Ian Gillies said the support from his fellow Tories on CIty of York Council “has not been unanimous” since taking over from former leader David Carr, who was “de-throned” after a vote of no confidence from his own party.
And speaking publicly for the first time since announcing last month that he would be standing down at the May local elections, he said he had found it hard to keep local Conservatives, their Liberal Democrat coalition partners and council officers “onside”.
Coun Gillies said he had “done as much as I possibly can for the city” while leader, citing the outline approval for the £650m York Central scheme and progress on the city’s long-term planning blueprint, which is due to go before government inspectors.
The former police officer and city lord mayor told The Yorkshire Post: “I am happy I have achieved what I wanted to achieve, I think there is more frustration along the line.”
He added: “Part of it is Brexit and the way the Government is performing, which I am not enamoured with in any way, shape or form, and the lack of progress with the Yorkshire devolution side.
“It is time for someone else to take up that baton, hopefully the Conservatives but we are not getting very good returns on the doorstep from what I can gather. They are not going to other places, I think they are just not going to vote, is my worry.”
Coun Gillies is the latest Conservative in Yorkshire to raise concerns that the Government’s failure to make progress on Brexit would damage local prospects in the May elections.
The 73-year-old said: “I have been very proud to serve as leader and I have enjoyed it, but I seem to have too many people who I have to keep onside. We have coalition partners who I have to keep onside, the officers to a certain extent, they have to be listened to and take their views, they are the professionals, and my own group.
“To keep them all onside and get the agreement of everyone at certain times has been difficult. That is part of the job of the leader isn’t it?”
Coun Gillies will be standing down as a city councillor at the local elections on May 2 in York and said his plans for the future "are fairly liquid".
He said: "I am going to take a bit of a rest, I am going to watch some cricket over the summer period, I am a member of Yorkshire [County Cricket Club] and my granddaughter plays cricket for Yorkshire girls team, so I will be supporting her.
"I will be doing a bit of racing and taking stock, but I don't want to be put out to grass. I am still fairly active and my passion is for the City of York and Yorkshire, if anything comes along I can help with I will be more than happy to do so."

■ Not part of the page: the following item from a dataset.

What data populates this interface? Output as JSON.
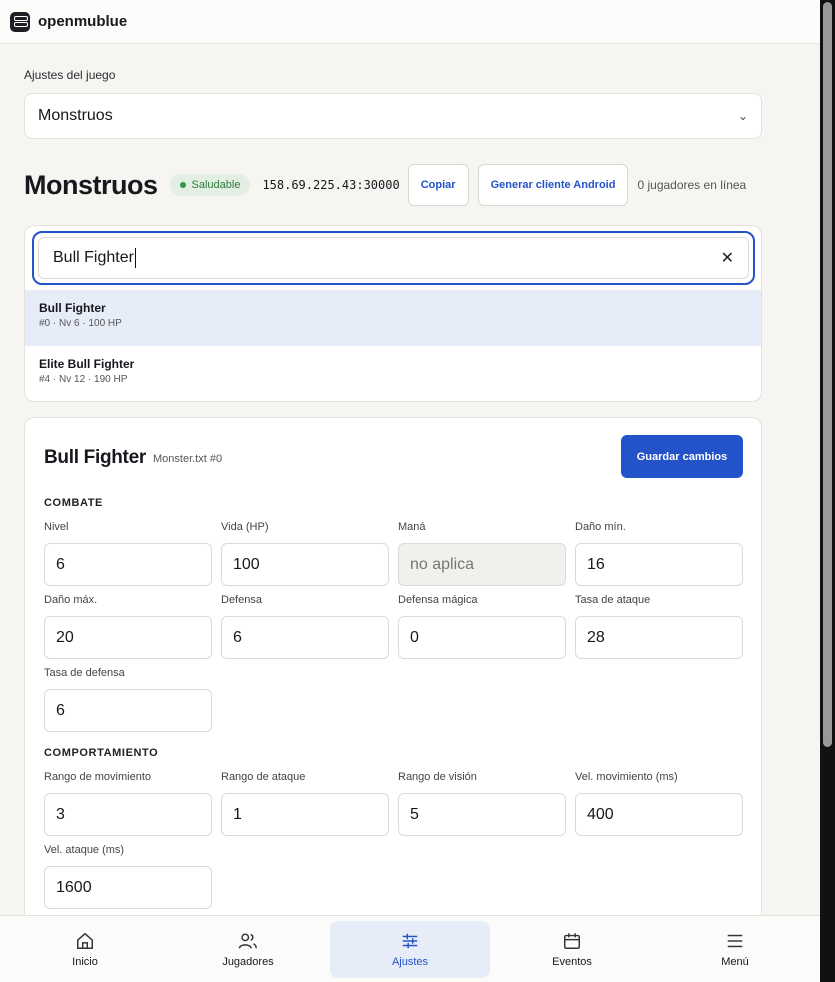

Deputy leader Stuart Rawlings said Coun Gillies had done a "fantastic job" leading the city council and agreed with his former leader’s views on devolution and Brexit.
He added: “It is incredibly frustrating on the lack of progress regarding regional devolution and I have no doubt that York and all of our region has lost out financially in not getting a devolution package sorted.
“Ian has done a fantastic job and has had some really big achievements and achieved long -term progress bringing better valued jobs to York.”
Discussing Brexit and the forthcoming local elections, he said: “Every Conservative member finds it disappointing the situation we are in. To have voted in the Brexit referendum three years ago now and not achieved a result is very disappointing.
“People are still passionate about the local issues and we hope to achieve a really good turn out for local democracy at the local elections and for the Conservatives, of course.”